We darted off into a hundred side rooms on the way round. We ransacked cupboards which had already been ransacked many times by hands equally as desperate as ours. Some cotton wool, many pieces of obscurely shaped plastic that I could only imagine where to insert. The dirt of the world had been blown in through thousands of tiny cracks into this place which had once been a centre of healing. Things scurried in the dirt, they hurried this way and that beneath the rotten mass of the world, but they paid us no heed and we did not pursue them. Though my mind had entertained such thoughts more than once they were far from a reality, the remainder of the Robinson larder as well as the bounty of our vegetable patches were in the back of the landrover, I would eat rat one day maybe, but I would be much closer to death than I was today.
We'd reached the top of the central corridor which led back down to reception. We'd just rounded the corner to make our way empty handed back down to our starting point when I saw it.

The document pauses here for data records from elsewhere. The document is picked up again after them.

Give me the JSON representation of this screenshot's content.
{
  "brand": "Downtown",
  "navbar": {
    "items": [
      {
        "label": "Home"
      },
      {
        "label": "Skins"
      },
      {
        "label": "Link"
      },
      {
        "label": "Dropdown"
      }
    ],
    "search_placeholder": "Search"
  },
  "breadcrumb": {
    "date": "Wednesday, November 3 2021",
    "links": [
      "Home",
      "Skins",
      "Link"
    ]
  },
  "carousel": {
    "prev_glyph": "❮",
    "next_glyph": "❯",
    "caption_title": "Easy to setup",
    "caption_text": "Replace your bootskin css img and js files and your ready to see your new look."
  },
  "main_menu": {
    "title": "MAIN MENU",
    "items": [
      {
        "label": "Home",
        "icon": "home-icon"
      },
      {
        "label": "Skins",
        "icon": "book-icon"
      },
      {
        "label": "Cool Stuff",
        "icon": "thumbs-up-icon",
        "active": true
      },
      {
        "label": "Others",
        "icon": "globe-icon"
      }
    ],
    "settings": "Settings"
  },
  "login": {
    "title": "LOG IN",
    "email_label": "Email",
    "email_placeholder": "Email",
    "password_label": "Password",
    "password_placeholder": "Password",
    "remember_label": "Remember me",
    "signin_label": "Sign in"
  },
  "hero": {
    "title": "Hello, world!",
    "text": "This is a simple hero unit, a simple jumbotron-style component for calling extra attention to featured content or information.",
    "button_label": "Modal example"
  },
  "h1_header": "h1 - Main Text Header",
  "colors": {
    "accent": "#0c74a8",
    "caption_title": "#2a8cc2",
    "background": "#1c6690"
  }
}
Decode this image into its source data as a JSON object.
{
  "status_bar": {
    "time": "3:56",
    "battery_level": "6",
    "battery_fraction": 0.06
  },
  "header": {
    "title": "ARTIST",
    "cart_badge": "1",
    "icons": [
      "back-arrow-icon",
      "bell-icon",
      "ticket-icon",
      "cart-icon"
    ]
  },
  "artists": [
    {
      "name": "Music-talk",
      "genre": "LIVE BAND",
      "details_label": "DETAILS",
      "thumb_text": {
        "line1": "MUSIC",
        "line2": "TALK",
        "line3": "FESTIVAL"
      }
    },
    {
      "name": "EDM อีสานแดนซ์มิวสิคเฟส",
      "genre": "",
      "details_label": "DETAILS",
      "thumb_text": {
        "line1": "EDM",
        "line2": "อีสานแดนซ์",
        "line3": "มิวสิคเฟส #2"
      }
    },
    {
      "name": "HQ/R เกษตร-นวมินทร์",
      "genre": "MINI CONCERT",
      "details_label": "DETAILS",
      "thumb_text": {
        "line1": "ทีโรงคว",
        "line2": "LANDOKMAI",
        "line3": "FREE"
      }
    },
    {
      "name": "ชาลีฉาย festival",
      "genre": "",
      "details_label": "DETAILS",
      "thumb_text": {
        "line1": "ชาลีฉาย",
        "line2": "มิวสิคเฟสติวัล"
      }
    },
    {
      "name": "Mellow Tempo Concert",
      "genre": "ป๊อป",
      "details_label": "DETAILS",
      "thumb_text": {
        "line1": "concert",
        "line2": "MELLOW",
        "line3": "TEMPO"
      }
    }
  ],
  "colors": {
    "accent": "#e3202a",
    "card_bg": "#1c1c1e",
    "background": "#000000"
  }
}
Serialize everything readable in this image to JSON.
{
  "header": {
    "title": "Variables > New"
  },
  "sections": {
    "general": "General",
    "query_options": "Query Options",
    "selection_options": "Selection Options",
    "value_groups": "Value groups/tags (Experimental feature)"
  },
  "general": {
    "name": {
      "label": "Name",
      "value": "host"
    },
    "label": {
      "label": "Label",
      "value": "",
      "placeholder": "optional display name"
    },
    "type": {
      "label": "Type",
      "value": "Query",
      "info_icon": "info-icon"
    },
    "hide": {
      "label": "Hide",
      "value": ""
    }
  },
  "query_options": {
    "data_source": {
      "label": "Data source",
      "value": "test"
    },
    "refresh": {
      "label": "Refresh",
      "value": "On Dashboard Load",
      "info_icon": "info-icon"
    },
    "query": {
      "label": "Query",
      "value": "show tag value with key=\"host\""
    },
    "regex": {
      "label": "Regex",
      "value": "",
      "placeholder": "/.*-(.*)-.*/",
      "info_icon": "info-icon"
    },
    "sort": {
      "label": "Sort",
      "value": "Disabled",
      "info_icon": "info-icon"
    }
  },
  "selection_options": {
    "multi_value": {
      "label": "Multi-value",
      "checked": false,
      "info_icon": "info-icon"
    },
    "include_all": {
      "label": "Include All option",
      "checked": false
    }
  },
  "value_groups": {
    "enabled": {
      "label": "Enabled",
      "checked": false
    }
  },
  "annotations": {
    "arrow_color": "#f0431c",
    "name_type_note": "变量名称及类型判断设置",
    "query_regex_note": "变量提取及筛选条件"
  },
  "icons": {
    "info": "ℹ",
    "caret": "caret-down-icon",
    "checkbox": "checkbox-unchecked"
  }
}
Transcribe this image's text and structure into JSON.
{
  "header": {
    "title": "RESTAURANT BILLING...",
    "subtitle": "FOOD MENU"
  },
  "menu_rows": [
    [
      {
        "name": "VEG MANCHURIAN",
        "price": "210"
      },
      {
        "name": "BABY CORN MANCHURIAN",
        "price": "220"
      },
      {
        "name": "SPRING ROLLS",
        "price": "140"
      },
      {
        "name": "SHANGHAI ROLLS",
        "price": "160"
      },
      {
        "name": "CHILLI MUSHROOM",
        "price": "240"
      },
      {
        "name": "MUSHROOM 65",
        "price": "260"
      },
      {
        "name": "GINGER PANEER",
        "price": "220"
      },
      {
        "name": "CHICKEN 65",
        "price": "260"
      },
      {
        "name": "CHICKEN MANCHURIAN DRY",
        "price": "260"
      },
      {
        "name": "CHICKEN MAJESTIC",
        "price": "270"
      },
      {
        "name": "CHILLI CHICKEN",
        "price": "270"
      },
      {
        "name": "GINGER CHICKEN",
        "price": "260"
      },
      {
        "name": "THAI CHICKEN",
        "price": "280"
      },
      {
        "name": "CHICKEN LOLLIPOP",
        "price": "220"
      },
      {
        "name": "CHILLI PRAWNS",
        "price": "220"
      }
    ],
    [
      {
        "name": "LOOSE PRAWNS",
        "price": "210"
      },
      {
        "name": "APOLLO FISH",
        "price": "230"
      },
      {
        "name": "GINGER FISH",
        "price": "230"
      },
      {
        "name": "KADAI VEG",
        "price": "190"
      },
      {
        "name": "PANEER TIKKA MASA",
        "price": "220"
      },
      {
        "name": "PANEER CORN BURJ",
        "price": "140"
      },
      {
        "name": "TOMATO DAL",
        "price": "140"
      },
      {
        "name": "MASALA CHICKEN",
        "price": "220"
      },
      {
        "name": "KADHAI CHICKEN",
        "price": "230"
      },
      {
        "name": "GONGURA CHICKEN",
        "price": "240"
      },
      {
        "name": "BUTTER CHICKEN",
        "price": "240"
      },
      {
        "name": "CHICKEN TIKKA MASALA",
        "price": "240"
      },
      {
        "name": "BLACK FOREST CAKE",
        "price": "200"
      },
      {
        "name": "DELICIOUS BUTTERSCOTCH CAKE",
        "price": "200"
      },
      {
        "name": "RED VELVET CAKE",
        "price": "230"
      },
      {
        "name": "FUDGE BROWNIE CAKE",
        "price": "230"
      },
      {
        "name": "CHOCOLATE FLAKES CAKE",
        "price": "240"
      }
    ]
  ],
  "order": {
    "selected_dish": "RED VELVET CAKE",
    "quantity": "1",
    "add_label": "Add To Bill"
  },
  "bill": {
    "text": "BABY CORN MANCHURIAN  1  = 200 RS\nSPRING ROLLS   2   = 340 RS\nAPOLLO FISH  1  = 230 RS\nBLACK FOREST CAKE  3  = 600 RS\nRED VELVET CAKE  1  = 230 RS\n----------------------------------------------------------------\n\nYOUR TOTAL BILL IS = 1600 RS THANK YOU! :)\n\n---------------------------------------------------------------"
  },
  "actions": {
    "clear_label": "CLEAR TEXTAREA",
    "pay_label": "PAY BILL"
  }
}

The silhouette was hundreds of metres away, standing in the light of the doorway which we'd come through an hour before.
I put my arms out and we all stopped, we all peered but could make out nothing of the figure but its dark outline. Something was not right, something hadn't felt right from the moment we'd left Mrs Robinsons, I felt a very real sense of dread wash over me, it came from every crack in every wall, through every broken window, it infused my being, I stood and watched the figure at the end of the corridor, transfixed by the patient silhouette which swayed gently from side to side.
Then came the scream. It made its way up out of the earth, from some dark room beneath us, far away yet close enough to pierce the dread. It was a soulless bestial noise. It was pain the likes of which can only come from a body whose spirit has already escaped it in madness. Then the silhouette started to run towards us, it was joined by more, some from the left, some from the right. They looked like shadows as they ran through the gloom towards us, but they cackled with a cruelty that only men can muster.